KKR adalah perintah Perjanjian Damai Helsinki dan Undang-undang Pemerintahan Aceh. Dalam qanun disebutkan bahwa KKR mengungkap kekerasan yang terjadi dan membantu rekonsiliasi antara pelaku dengan korban sehingga hak-hak korban dapat terpenuhi atas kebenaran, keadilan dan mendapatkan reparasi.
Wakil Ketua DPRA Sulaiman Abda menyatakan Qanun KKR belum dapat dilaksanakan karena tergantung pada pemerintah pusat.
“Memang benar qanun itu sudah disahkan oleh DPR Aceh, tapi pelaksanaannya perlu persetujuan pemerintah pusat,” katanya.
Kementerian Dalam Negeri pernah mengirim surat klarifikasi kepada Gubernur Aceh terkait Qanun KKR. Dalam surat tanggal 1 April 2014 yang didapat BeritaBenar disebutkan bahwa Qanun KKR Aceh “bertentangan dengan kepentingan umum dan peraturan perundang-undangan yang lebih tinggi.”
Menteri Dalam Negeri kala itu Gamawan Fauzi menggarisbawahi bahwa Qanun KKR baru dapat dilaksanakan setelah Undang-undang (UU) KKR terbentuk. Tetapi UU KKR yang pernah ada telah dibatalkan oleh Mahkamah Konstitusi pada 2006.
Namun Kepala Biro Hukum Pemerintah Aceh, Edrian, menyebutkan pihaknya belum menerima surat klarifikasi itu, padahal waktunya sudah setahun lebih. Dia mengaku tidak tahu alasannya surat tersebut tak diterimanya, sementara aktivis pembela HAM sudah mendapatkannya.
“Secara resmi kami tidak menerima surat itu. Biasanya surat klarifikasi Mendagri soal qanun selalu didisposisikan ke Biro Hukum karena kami yang menanggapinya,” tutur Edrian, kepada BeritaBenar, Sabtu, 22 Agustus lalu.
Menteri Dalam Negeri Tjahjo Kumolo yang dihubungi beberapa kali untuk konfirmasi tak mengangkat telepon.
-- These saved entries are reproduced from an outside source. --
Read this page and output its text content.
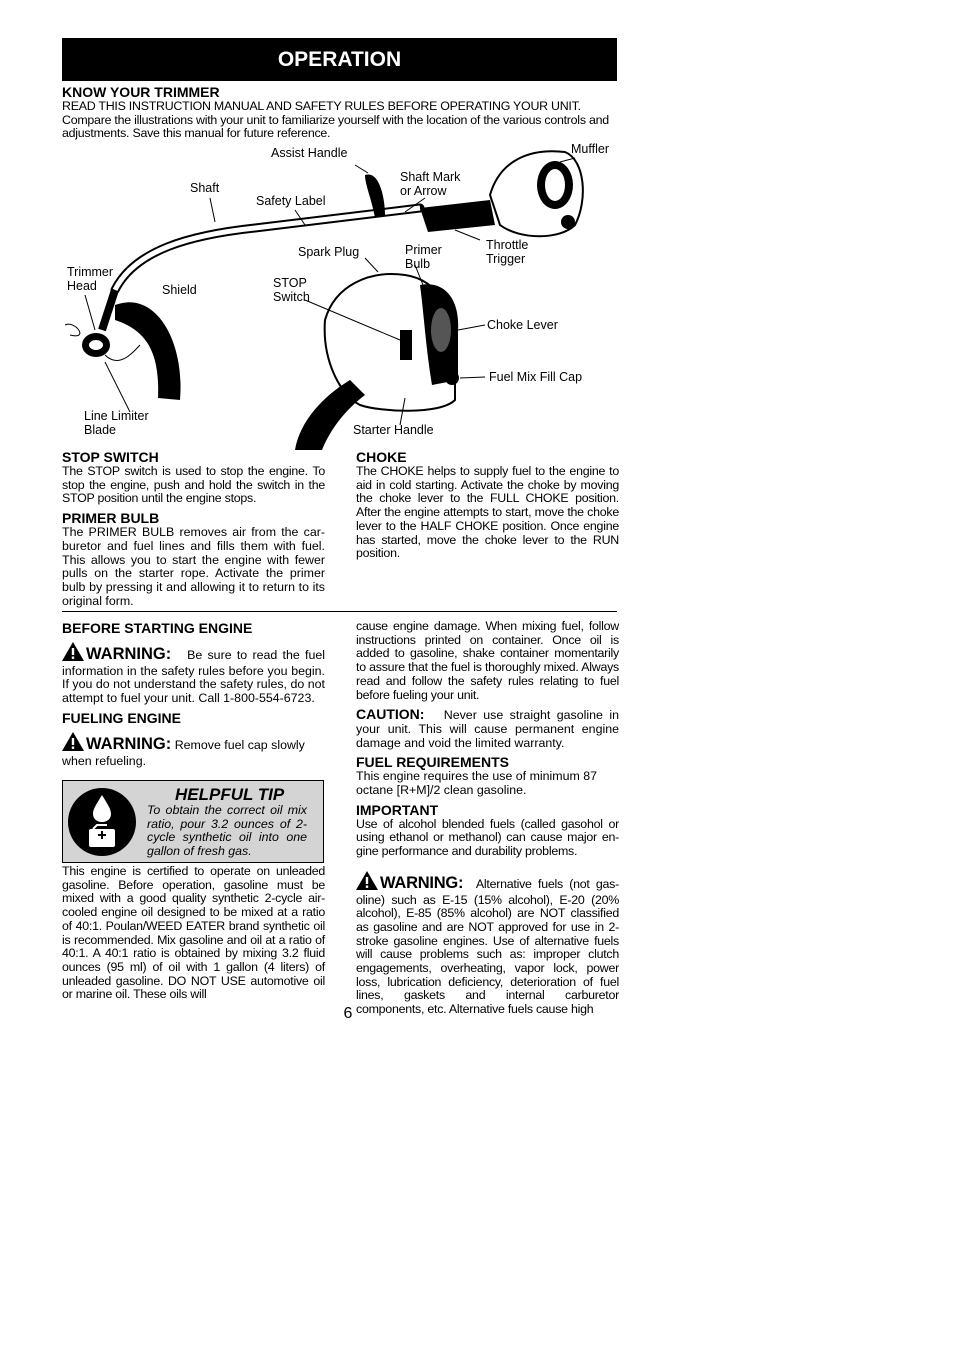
OPERATION

KNOW YOUR TRIMMER

READ THIS INSTRUCTION MANUAL AND SAFETY RULES BEFORE OPERATING YOUR UNIT.

Compare the illustrations with your unit to familiarize yourself with the location of the various controls and adjustments. Save this manual for future reference.

Assist Handle	Muffler
Shaft
Shaft Mark
or Arrow
Safety Label
Spark Plug	Primer
Bulb
Throttle
Trigger
Trimmer
Head	Shield	STOP
Switch
Choke Lever
Fuel Mix Fill Cap
Line Limiter
Blade	Starter Handle

STOP SWITCH

The STOP switch is used to stop the engine. To stop the engine, push and hold the switch in the STOP position until the engine stops.

PRIMER BULB

The PRIMER BULB removes air from the car- buretor and fuel lines and fills them with fuel. This allows you to start the engine with fewer pulls on the starter rope. Activate the primer bulb by pressing it and allowing it to return to its original form.

CHOKE

The CHOKE helps to supply fuel to the engine to aid in cold starting. Activate the choke by moving the choke lever to the FULL CHOKE position. After the engine attempts to start, move the choke lever to the HALF CHOKE position. Once engine has started, move the choke lever to the RUN position.

BEFORE STARTING ENGINE

WARNING: Be sure to read the fuel information in the safety rules before you begin. If you do not understand the safety rules, do not attempt to fuel your unit. Call 1-800-554-6723.

FUELING ENGINE

WARNING: Remove fuel cap slowly when refueling.

HELPFUL TIP
To obtain the correct oil mix ratio, pour 3.2 ounces of 2-cycle synthetic oil into one gallon of fresh gas.

This engine is certified to operate on unleaded gasoline. Before operation, gasoline must be mixed with a good quality synthetic 2-cycle air-cooled engine oil designed to be mixed at a ratio of 40:1. Poulan/WEED EATER brand synthetic oil is recommended. Mix gasoline and oil at a ratio of 40:1. A 40:1 ratio is obtained by mixing 3.2 fluid ounces (95 ml) of oil with 1 gallon (4 liters) of unleaded gasoline. DO NOT USE automotive oil or marine oil. These oils will

cause engine damage. When mixing fuel, follow instructions printed on container. Once oil is added to gasoline, shake container momentarily to assure that the fuel is thoroughly mixed. Always read and follow the safety rules relating to fuel before fueling your unit.

CAUTION: Never use straight gasoline in your unit. This will cause permanent engine damage and void the limited warranty.

FUEL REQUIREMENTS

This engine requires the use of minimum 87 octane [R+M]/2 clean gasoline.

IMPORTANT

Use of alcohol blended fuels (called gasohol or using ethanol or methanol) can cause major en- gine performance and durability problems.

WARNING: Alternative fuels (not gas- oline) such as E-15 (15% alcohol), E-20 (20% alcohol), E-85 (85% alcohol) are NOT classified as gasoline and are NOT approved for use in 2-stroke gasoline engines. Use of alternative fuels will cause problems such as: improper clutch engagements, overheating, vapor lock, power loss, lubrication deficiency, deterioration of fuel lines, gaskets and internal carburetor components, etc. Alternative fuels cause high

6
Pemerintah dianggap tak serius
Direktur Eksekutif Koalisi NGO HAM Aceh, Zulfikar Muhammad, menyebutkan kalau benar Pemerintah Aceh tidak menerima klarifikasi dari Menteri Dalam Negeri seperti dikatakan Edrian, maka “sesuai aturan qanun itu sudah bisa diimplementasikan.”
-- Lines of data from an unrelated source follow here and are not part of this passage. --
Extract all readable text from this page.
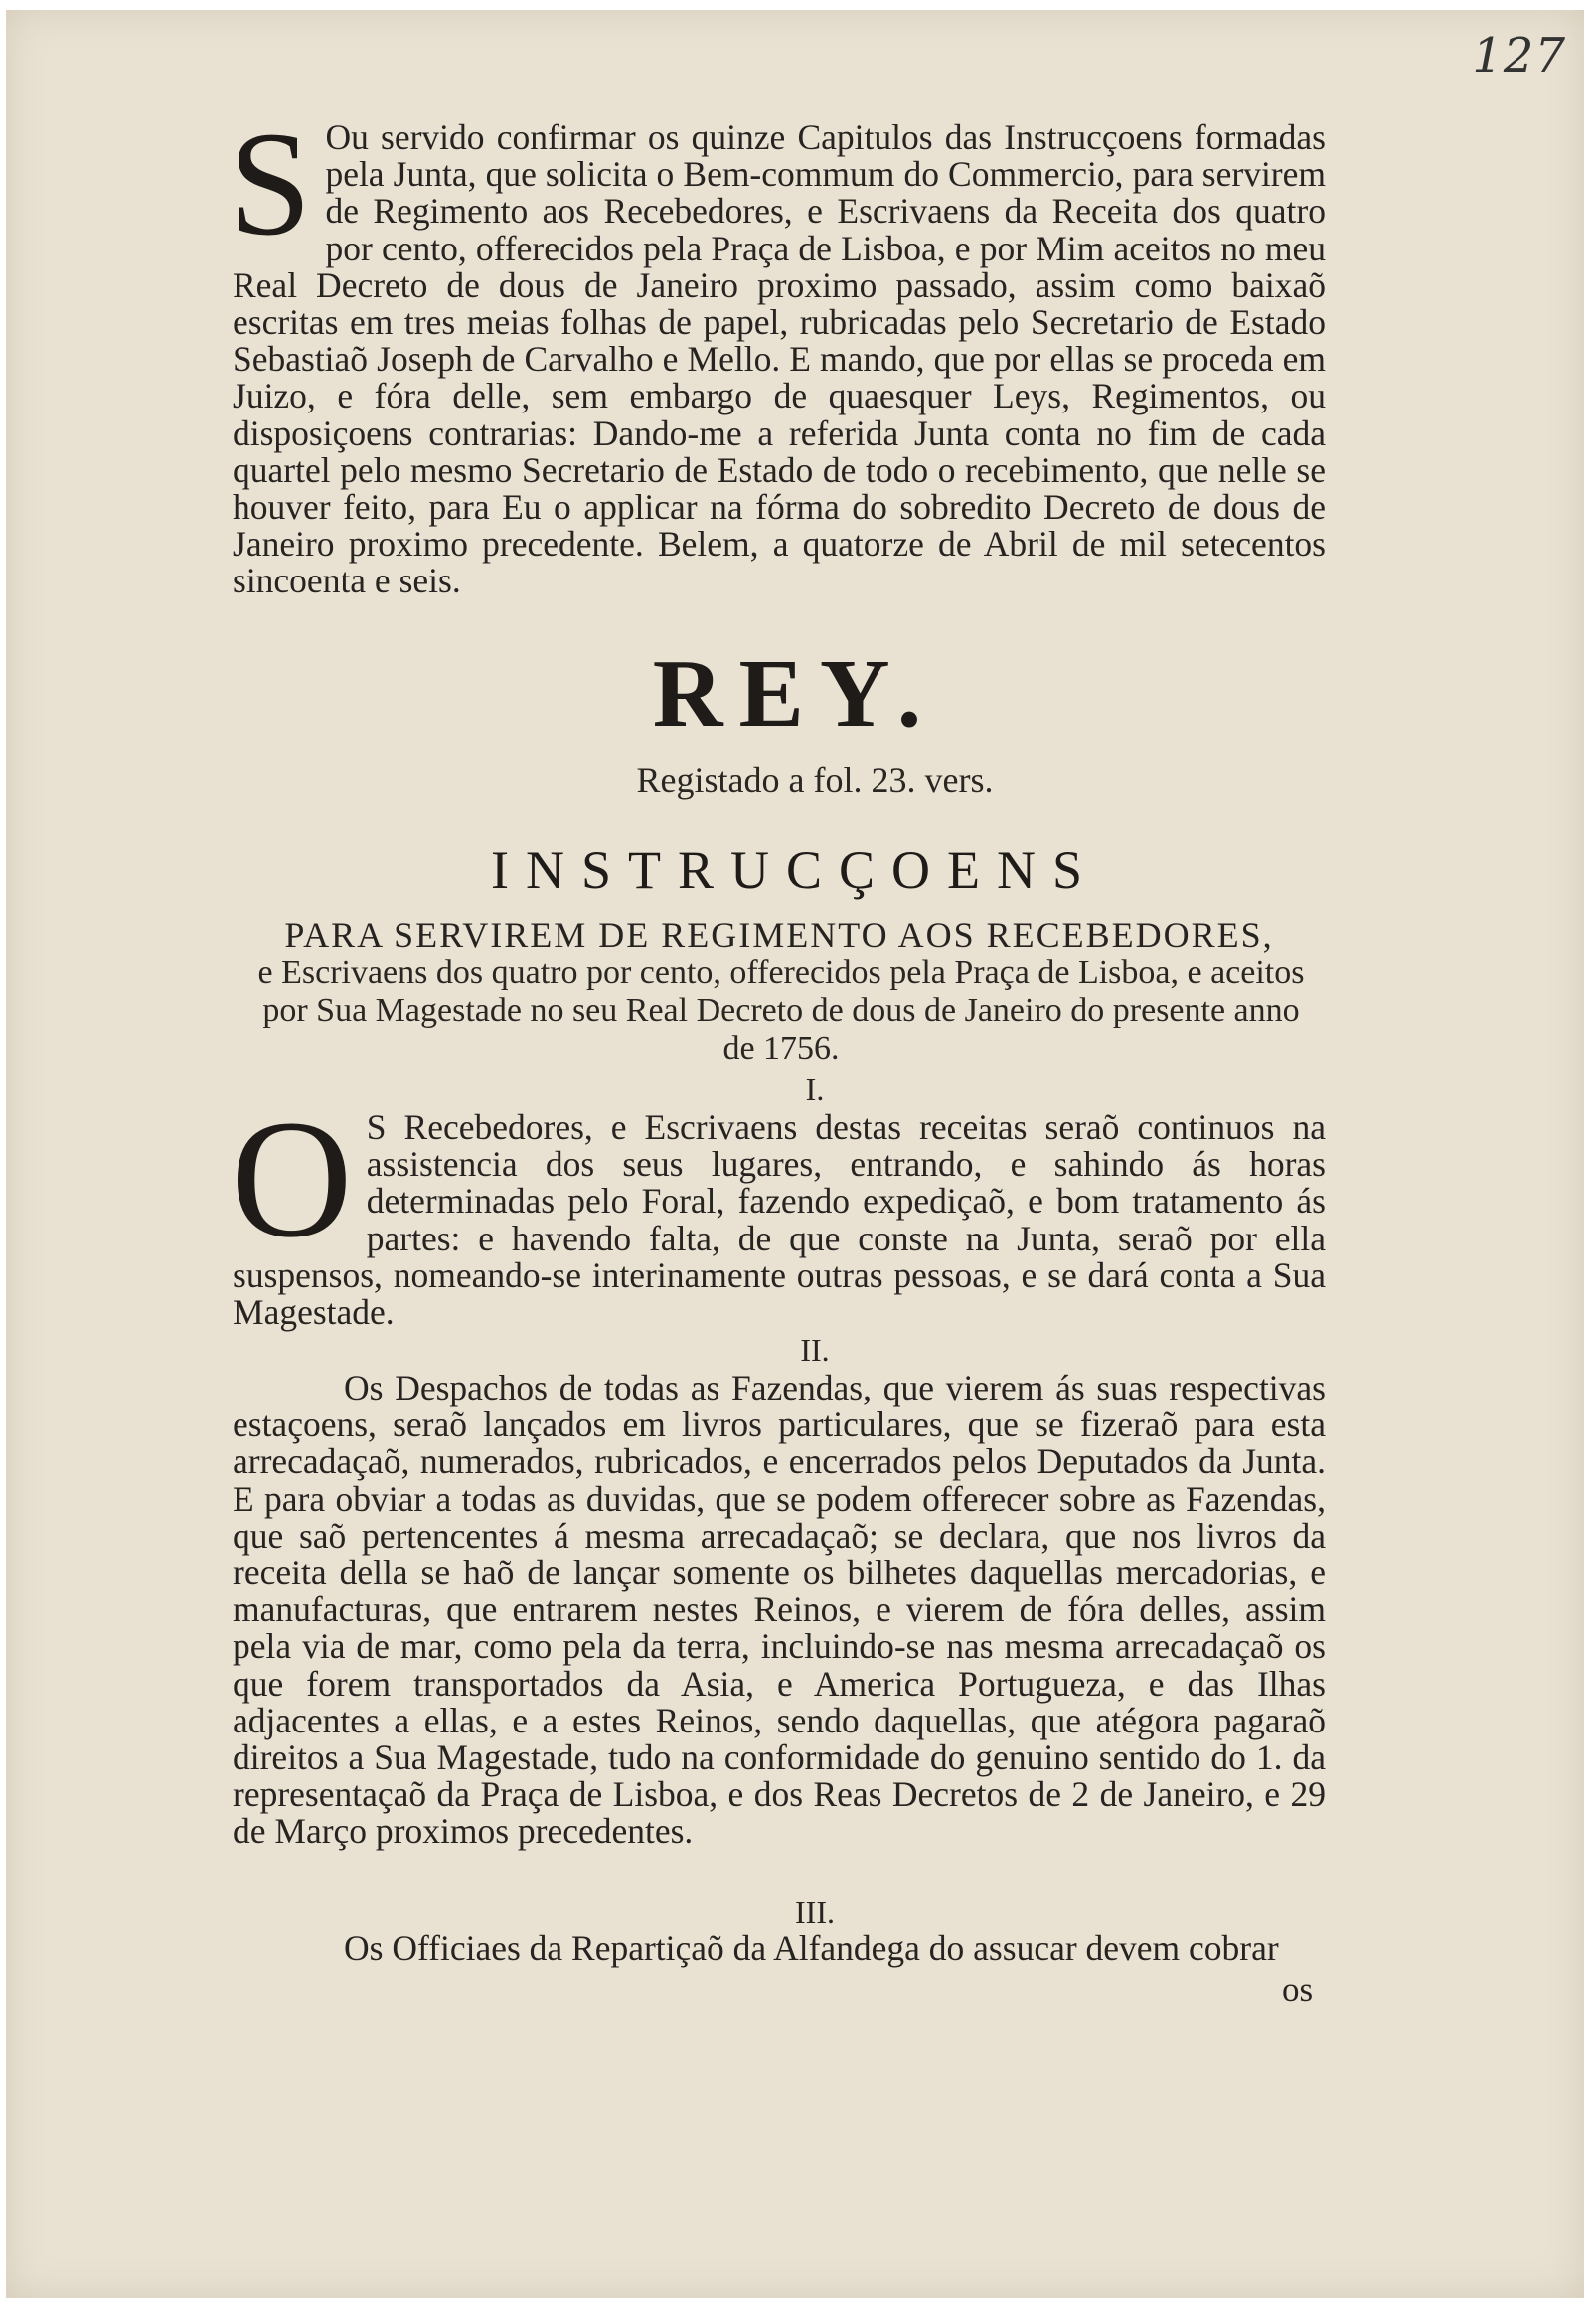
127
S Ou servido confirmar os quinze Capitulos das Instrucçoens formadas pela Junta, que solicita o Bem-commum do Commercio, para servirem de Regimento aos Recebedores, e Escrivaens da Receita dos quatro por cento, offerecidos pela Praça de Lisboa, e por Mim aceitos no meu Real Decreto de dous de Janeiro proximo passado, assim como baixaõ escritas em tres meias folhas de papel, rubricadas pelo Secretario de Estado Sebastiaõ Joseph de Carvalho e Mello. E mando, que por ellas se proceda em Juizo, e fóra delle, sem embargo de quaesquer Leys, Regimentos, ou disposiçoens contrarias: Dando-me a referida Junta conta no fim de cada quartel pelo mesmo Secretario de Estado de todo o recebimento, que nelle se houver feito, para Eu o applicar na fórma do sobredito Decreto de dous de Janeiro proximo precedente. Belem, a quatorze de Abril de mil setecentos sincoenta e seis.
REY.
Registado a fol. 23. vers.
INSTRUCÇOENS
PARA SERVIREM DE REGIMENTO AOS RECEBEDORES,
e Escrivaens dos quatro por cento, offerecidos pela Praça de Lisboa, e aceitos por Sua Magestade no seu Real Decreto de dous de Janeiro do presente anno de 1756.
I.
O S Recebedores, e Escrivaens destas receitas seraõ continuos na assistencia dos seus lugares, entrando, e sahindo ás horas determinadas pelo Foral, fazendo expediçaõ, e bom tratamento ás partes: e havendo falta, de que conste na Junta, seraõ por ella suspensos, nomeando-se interinamente outras pessoas, e se dará conta a Sua Magestade.
II.
Os Despachos de todas as Fazendas, que vierem ás suas respectivas estaçoens, seraõ lançados em livros particulares, que se fizeraõ para esta arrecadaçaõ, numerados, rubricados, e encerrados pelos Deputados da Junta. E para obviar a todas as duvidas, que se podem offerecer sobre as Fazendas, que saõ pertencentes á mesma arrecadaçaõ; se declara, que nos livros da receita della se haõ de lançar somente os bilhetes daquellas mercadorias, e manufacturas, que entrarem nestes Reinos, e vierem de fóra delles, assim pela via de mar, como pela da terra, incluindo-se nas mesma arrecadaçaõ os que forem transportados da Asia, e America Portugueza, e das Ilhas adjacentes a ellas, e a estes Reinos, sendo daquellas, que atégora pagaraõ direitos a Sua Magestade, tudo na conformidade do genuino sentido do 1. da representaçaõ da Praça de Lisboa, e dos Reas Decretos de 2 de Janeiro, e 29 de Março proximos precedentes.
III.
Os Officiaes da Repartiçaõ da Alfandega do assucar devem cobrar
os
Zulfikar meyakini berlarut-larutnya pelaksanaan KKR di Aceh karena tidak seriusnya Pemerintah Aceh menjalankan perintah undang-undang karena “boleh jadi mereka yang berkuasa di Aceh sekarang terlibat pelanggaran HAM.”
“Harapan korban adalah segera dilakukan pengungkapan kebenaran dan rekonsiliasi karena selama 10 tahun sudah perdamaian di Aceh tak membawa dampak baik bagi mereka,” katanya kepada BeritaBenar, Senin, 24 Agustus 2015.
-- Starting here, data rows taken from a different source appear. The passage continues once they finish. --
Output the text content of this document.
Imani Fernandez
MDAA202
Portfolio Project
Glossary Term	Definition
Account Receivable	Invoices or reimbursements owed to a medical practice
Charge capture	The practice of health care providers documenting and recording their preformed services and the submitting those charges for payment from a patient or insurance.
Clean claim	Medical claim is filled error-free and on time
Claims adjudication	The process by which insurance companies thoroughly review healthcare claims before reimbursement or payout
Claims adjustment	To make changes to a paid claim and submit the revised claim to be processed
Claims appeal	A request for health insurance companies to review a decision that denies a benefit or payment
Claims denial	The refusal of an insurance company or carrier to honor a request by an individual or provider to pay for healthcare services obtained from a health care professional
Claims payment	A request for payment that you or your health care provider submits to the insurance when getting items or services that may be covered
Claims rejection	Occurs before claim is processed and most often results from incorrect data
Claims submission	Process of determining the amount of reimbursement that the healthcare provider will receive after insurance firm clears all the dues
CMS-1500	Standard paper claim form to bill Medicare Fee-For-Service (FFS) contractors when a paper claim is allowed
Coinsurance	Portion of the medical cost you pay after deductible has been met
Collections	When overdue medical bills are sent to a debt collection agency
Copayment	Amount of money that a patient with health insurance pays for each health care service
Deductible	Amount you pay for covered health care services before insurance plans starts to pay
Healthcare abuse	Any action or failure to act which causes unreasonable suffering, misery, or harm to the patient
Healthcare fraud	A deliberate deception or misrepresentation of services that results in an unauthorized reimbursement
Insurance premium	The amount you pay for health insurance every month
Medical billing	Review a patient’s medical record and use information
Lembaga pembela HAM dan komunitas korban konflik sudah melakukan pendataan dan verifikasi jumlah korban sehingga diharapkan dapat mempermudah kinerja KKR. Malah ada data yang telah diserahkan ke DPRA dan Komisi Nasional (Komnas) HAM.
Menurut dia, jika tidak ada penyelesaian pelanggaran HAM di Aceh, berarti pemerintah telah mengabaikan hak-hak korban karena mereka berhak tahu kebenaran, keadilan dan pemulihan.
Korban merasa pelaku kebal hukum dan dikhawatirkan bisa menyebabkan muncul pelanggaran baru di masa mendatang karena tidak ada efek jera dari perbuatan yang telah mereka lakukan, ujar Zulfikar.
“KKR dan pengadilan HAM harus segera dibentuk di Aceh. Bagi kami korban, hukum harus ditegakkan. Kalau keadilan tak ada, boleh jadi ada keluarga yang dendam dan konflik baru akan muncul lagi,” ujar Rukaiyah.